Freedom Holding’s experience could also be useful in other markets facing similar challenges. In many countries, megacities are the first to receive advanced digital services, while rural and hard-to-reach areas are left behind. Drone delivery may be valuable in mountainous regions, steppe and desert areas, islands, isolated rural settlements, and places where roads are often blocked by snow, flooding, mud, or other seasonal conditions.

If Freedom Holding Corp. expands similar solutions beyond Kazakhstan, the technology could have applications in Central Asia, the Caucasus, parts of the Middle East, and other markets where e-commerce is growing but logistics remain expensive because of long distances. One especially promising model is for drones to cover the “last mile” - the most difficult and costly part of the journey to the end customer - rather than replace all forms of delivery.
Whether the model can be used more widely depends on several factors: legislation, flight costs, equipment reliability, local infrastructure, and user trust. Still, the basic idea behind the project applies widely. The farther someone lives from major logistics hubs, the greater the value of fast autonomous delivery. In cities, drones may compete on speed. In remote areas, they may provide access where conventional delivery is limited or unavailable.

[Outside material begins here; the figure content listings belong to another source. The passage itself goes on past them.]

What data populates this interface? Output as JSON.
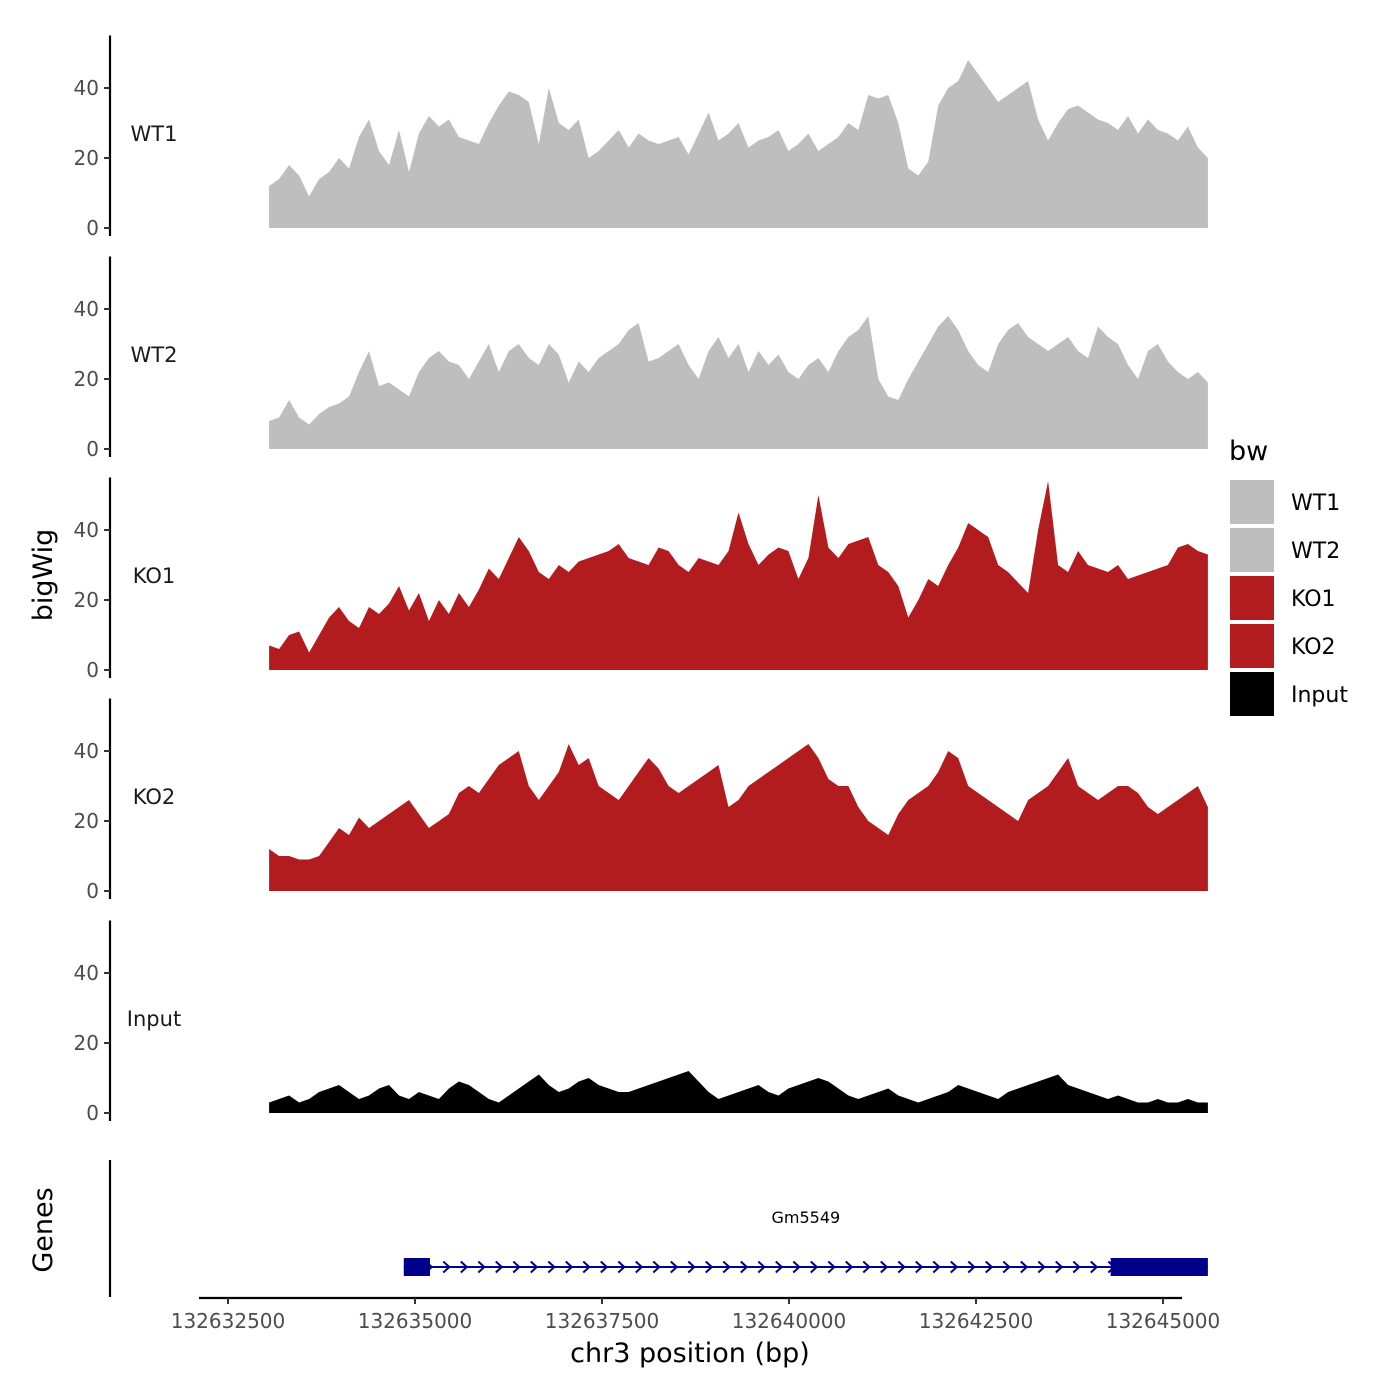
{
  "chart_data": {
    "type": "area",
    "x_label": "chr3 position (bp)",
    "y_label": "bigWig",
    "genes_label": "Genes",
    "x_range": [
      132632500,
      132645000
    ],
    "x_ticks": [
      {
        "value": 132632500,
        "label": "132632500"
      },
      {
        "value": 132635000,
        "label": "132635000"
      },
      {
        "value": 132637500,
        "label": "132637500"
      },
      {
        "value": 132640000,
        "label": "132640000"
      },
      {
        "value": 132642500,
        "label": "132642500"
      },
      {
        "value": 132645000,
        "label": "132645000"
      }
    ],
    "y_range": [
      0,
      55
    ],
    "y_ticks": [
      {
        "value": 0,
        "label": "0"
      },
      {
        "value": 20,
        "label": "20"
      },
      {
        "value": 40,
        "label": "40"
      }
    ],
    "legend": {
      "title": "bw",
      "entries": [
        {
          "name": "WT1",
          "color": "#bebebe"
        },
        {
          "name": "WT2",
          "color": "#bebebe"
        },
        {
          "name": "KO1",
          "color": "#b21c1f"
        },
        {
          "name": "KO2",
          "color": "#b21c1f"
        },
        {
          "name": "Input",
          "color": "#000000"
        }
      ]
    },
    "series": [
      {
        "name": "WT1",
        "color": "#bebebe",
        "x_start": 132633050,
        "x_end": 132645600,
        "values": [
          12,
          14,
          18,
          15,
          9,
          14,
          16,
          20,
          17,
          26,
          31,
          22,
          18,
          28,
          16,
          27,
          32,
          29,
          31,
          26,
          25,
          24,
          30,
          35,
          39,
          38,
          36,
          24,
          40,
          30,
          28,
          31,
          20,
          22,
          25,
          28,
          23,
          27,
          25,
          24,
          25,
          26,
          21,
          27,
          33,
          25,
          27,
          30,
          23,
          25,
          26,
          28,
          22,
          24,
          27,
          22,
          24,
          26,
          30,
          28,
          38,
          37,
          38,
          30,
          17,
          15,
          19,
          35,
          40,
          42,
          48,
          44,
          40,
          36,
          38,
          40,
          42,
          31,
          25,
          30,
          34,
          35,
          33,
          31,
          30,
          28,
          32,
          27,
          31,
          28,
          27,
          25,
          29,
          23,
          20
        ]
      },
      {
        "name": "WT2",
        "color": "#bebebe",
        "x_start": 132633050,
        "x_end": 132645600,
        "values": [
          8,
          9,
          14,
          9,
          7,
          10,
          12,
          13,
          15,
          22,
          28,
          18,
          19,
          17,
          15,
          22,
          26,
          28,
          25,
          24,
          20,
          25,
          30,
          22,
          28,
          30,
          26,
          24,
          30,
          27,
          19,
          25,
          22,
          26,
          28,
          30,
          34,
          36,
          25,
          26,
          28,
          30,
          24,
          20,
          28,
          32,
          26,
          30,
          22,
          28,
          24,
          27,
          22,
          20,
          24,
          26,
          22,
          28,
          32,
          34,
          38,
          20,
          15,
          14,
          20,
          25,
          30,
          35,
          38,
          34,
          28,
          24,
          22,
          30,
          34,
          36,
          32,
          30,
          28,
          30,
          32,
          28,
          26,
          35,
          32,
          30,
          24,
          20,
          28,
          30,
          25,
          22,
          20,
          22,
          19
        ]
      },
      {
        "name": "KO1",
        "color": "#b21c1f",
        "x_start": 132633050,
        "x_end": 132645600,
        "values": [
          7,
          6,
          10,
          11,
          5,
          10,
          15,
          18,
          14,
          12,
          18,
          16,
          19,
          24,
          17,
          22,
          14,
          20,
          16,
          22,
          18,
          23,
          29,
          26,
          32,
          38,
          34,
          28,
          26,
          30,
          28,
          31,
          32,
          33,
          34,
          36,
          32,
          31,
          30,
          35,
          34,
          30,
          28,
          32,
          31,
          30,
          34,
          45,
          36,
          30,
          33,
          35,
          34,
          26,
          32,
          50,
          35,
          32,
          36,
          37,
          38,
          30,
          28,
          24,
          15,
          20,
          26,
          24,
          30,
          35,
          42,
          40,
          38,
          30,
          28,
          25,
          22,
          40,
          54,
          30,
          28,
          34,
          30,
          29,
          28,
          30,
          26,
          27,
          28,
          29,
          30,
          35,
          36,
          34,
          33
        ]
      },
      {
        "name": "KO2",
        "color": "#b21c1f",
        "x_start": 132633050,
        "x_end": 132645600,
        "values": [
          12,
          10,
          10,
          9,
          9,
          10,
          14,
          18,
          16,
          21,
          18,
          20,
          22,
          24,
          26,
          22,
          18,
          20,
          22,
          28,
          30,
          28,
          32,
          36,
          38,
          40,
          30,
          26,
          30,
          34,
          42,
          36,
          38,
          30,
          28,
          26,
          30,
          34,
          38,
          35,
          30,
          28,
          30,
          32,
          34,
          36,
          24,
          26,
          30,
          32,
          34,
          36,
          38,
          40,
          42,
          38,
          32,
          30,
          30,
          24,
          20,
          18,
          16,
          22,
          26,
          28,
          30,
          34,
          40,
          38,
          30,
          28,
          26,
          24,
          22,
          20,
          26,
          28,
          30,
          34,
          38,
          30,
          28,
          26,
          28,
          30,
          30,
          28,
          24,
          22,
          24,
          26,
          28,
          30,
          24
        ]
      },
      {
        "name": "Input",
        "color": "#000000",
        "x_start": 132633050,
        "x_end": 132645600,
        "values": [
          3,
          4,
          5,
          3,
          4,
          6,
          7,
          8,
          6,
          4,
          5,
          7,
          8,
          5,
          4,
          6,
          5,
          4,
          7,
          9,
          8,
          6,
          4,
          3,
          5,
          7,
          9,
          11,
          8,
          6,
          7,
          9,
          10,
          8,
          7,
          6,
          6,
          7,
          8,
          9,
          10,
          11,
          12,
          9,
          6,
          4,
          5,
          6,
          7,
          8,
          6,
          5,
          7,
          8,
          9,
          10,
          9,
          7,
          5,
          4,
          5,
          6,
          7,
          5,
          4,
          3,
          4,
          5,
          6,
          8,
          7,
          6,
          5,
          4,
          6,
          7,
          8,
          9,
          10,
          11,
          8,
          7,
          6,
          5,
          4,
          5,
          4,
          3,
          3,
          4,
          3,
          3,
          4,
          3,
          3
        ]
      }
    ],
    "genes": [
      {
        "name": "Gm5549",
        "strand": "+",
        "start": 132634850,
        "end": 132645600,
        "exons": [
          {
            "start": 132634850,
            "end": 132635200
          },
          {
            "start": 132644300,
            "end": 132645600
          }
        ]
      }
    ]
  }
}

For Freedom Holding Corp., the drone project is also a way to build its own technological expertise. The company already operates in several areas of the digital economy, and the Freedom X laboratory allows it to test ideas that may later become the basis for new services. Even if mass drone delivery is not rolled out immediately, the knowledge gained in data processing, routing, distributed infrastructure management, and specialist training can be used in other products within the group.